In reality, it isn't so straightforward. When you have school age kids, August is all about getting ready for the next academic year and indeed, many schools begin activities in the second half of the month and so August starts feeling more and more like fall.
And when you teach in the fall, August requires you to work, to get ready for it.
Then, too, the world around you changes in August. Harvested fields. A tinge of yellow on some trees, a dusty green on others. Summer has peaked. Perhaps it's all in your mind, but August makes you think about the first drying leaves.
But not this year! Not for me!

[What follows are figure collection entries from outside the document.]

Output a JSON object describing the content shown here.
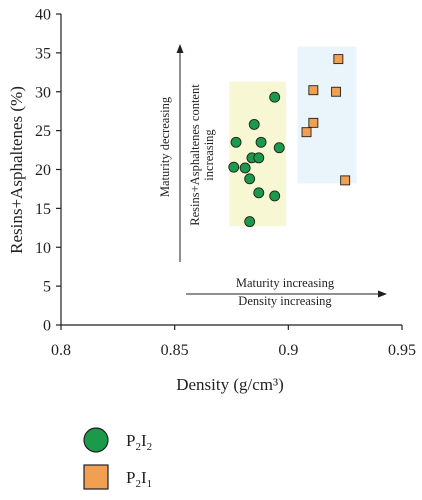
{
  "chart_data": {
    "type": "scatter",
    "xlabel": "Density (g/cm³)",
    "ylabel": "Resins+Asphaltenes (%)",
    "xlim": [
      0.8,
      0.95
    ],
    "ylim": [
      0,
      40
    ],
    "x_ticks": [
      "0.8",
      "0.85",
      "0.9",
      "0.95"
    ],
    "x_tick_values": [
      0.8,
      0.85,
      0.9,
      0.95
    ],
    "y_ticks": [
      "0",
      "5",
      "10",
      "15",
      "20",
      "25",
      "30",
      "35",
      "40"
    ],
    "y_tick_values": [
      0,
      5,
      10,
      15,
      20,
      25,
      30,
      35,
      40
    ],
    "grid": false,
    "legend_position": "bottom-left",
    "series": [
      {
        "name_parts": {
          "base1": "P",
          "sub1": "2",
          "base2": "I",
          "sub2": "2"
        },
        "marker": "circle",
        "color": "#1a9a4a",
        "points": [
          {
            "x": 0.894,
            "y": 29.3
          },
          {
            "x": 0.885,
            "y": 25.8
          },
          {
            "x": 0.877,
            "y": 23.5
          },
          {
            "x": 0.888,
            "y": 23.5
          },
          {
            "x": 0.896,
            "y": 22.8
          },
          {
            "x": 0.884,
            "y": 21.5
          },
          {
            "x": 0.887,
            "y": 21.5
          },
          {
            "x": 0.876,
            "y": 20.3
          },
          {
            "x": 0.881,
            "y": 20.2
          },
          {
            "x": 0.883,
            "y": 18.8
          },
          {
            "x": 0.887,
            "y": 17.0
          },
          {
            "x": 0.894,
            "y": 16.6
          },
          {
            "x": 0.883,
            "y": 13.3
          }
        ]
      },
      {
        "name_parts": {
          "base1": "P",
          "sub1": "2",
          "base2": "I",
          "sub2": "1"
        },
        "marker": "square",
        "color": "#f0a050",
        "points": [
          {
            "x": 0.922,
            "y": 34.2
          },
          {
            "x": 0.911,
            "y": 30.2
          },
          {
            "x": 0.921,
            "y": 30.0
          },
          {
            "x": 0.911,
            "y": 26.0
          },
          {
            "x": 0.908,
            "y": 24.8
          },
          {
            "x": 0.925,
            "y": 18.6
          }
        ]
      }
    ],
    "regions": [
      {
        "x0": 0.874,
        "x1": 0.899,
        "y0": 12.7,
        "y1": 31.3,
        "color": "#f7f7d4"
      },
      {
        "x0": 0.904,
        "x1": 0.93,
        "y0": 18.2,
        "y1": 35.8,
        "color": "#eaf4fb"
      }
    ],
    "annotations": {
      "vertical_arrow_text": "Maturity decreasing",
      "vertical_content_line1": "Resins+Asphaltenes content",
      "vertical_content_line2": "increasing",
      "horizontal_text_1": "Maturity increasing",
      "horizontal_text_2": "Density increasing"
    },
    "colors": {
      "axis": "#231f20"
    }
  }
}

I am in the thick of summer and it feels grand!
Ed has a slow wake up this morning and so I spend a long while deadheading spent flowers (and admiring those that are showing off for me and you right now).
By breakfast, I've put in a hefty chunk of time in the yard (and racked up some 1000 steps -- which isn't much, but trimming plants is all about stretching, so couple that with yoga like poses and please ignore what the damn step counter tells us).
Our morning meal never changes for me, but it varies for Ed. Pancakes, cereals, left overs, eggs -- these shift according to his whimsey. Oftentimes he'll say "just fruit." Maybe with a big gulp of kefir.
And since I had worked from the early hours, there is no guilt at all in taking my computer, my magazine, myself to the porch now and staying there. Because the air is lightly cool, the sky is partly cloudy and it is just so exhilarating to gently rock and look out occasionally at the world before you. (When I'm on the porch, the hens often congregate right outside.)
But, it also feels significantly decadent. Reading about travel possibilities feels decadent. Being without a schedule this week feels decadent. Not worrying about a syllabus for classes feels ultra decadent.
It can't last, can it, this luxurious world of free time?
We do push ourselves some in the later afternoon. It's been a while, a really long while since I've gone on a longer bike ride with Ed and so we do a rural road loop today -- not more than twenty miles, but with some hills, which is always painful for me and effortless for Ed.
Why do I need to pedal ten times for your one push?
Why do you always ask this when we go biking?
Are there more hills?
I can't recall. Probably. You can walk them.
Never!
Why not?
I want to keep up!
A typical conversation I'll have with Ed while trying to retain a sprightly pace on the bike.
I suppose the scenery says it all -- at first, I'm convinced we are just at the cusp of summer.
(bee hives!)
...eventually, I see enough to warn me otherwise.
(harvested fields)
Wheat isn't the most commonly encountered crop here -- we're all about corn and soy -- and so when I see wheat, I am entranced. I grew up in wheat and potato country. I know these strips of gold.
Funny how this season has you wishing for just a bit more time, even as winter has you counting the days until spring. Summer here is that good.
We pick up corn at a roadside stand. It's young and tender and wonderful. Supper takes no imagination. Whatever you make now is going to be good. I promise. (Just don't overcook it!)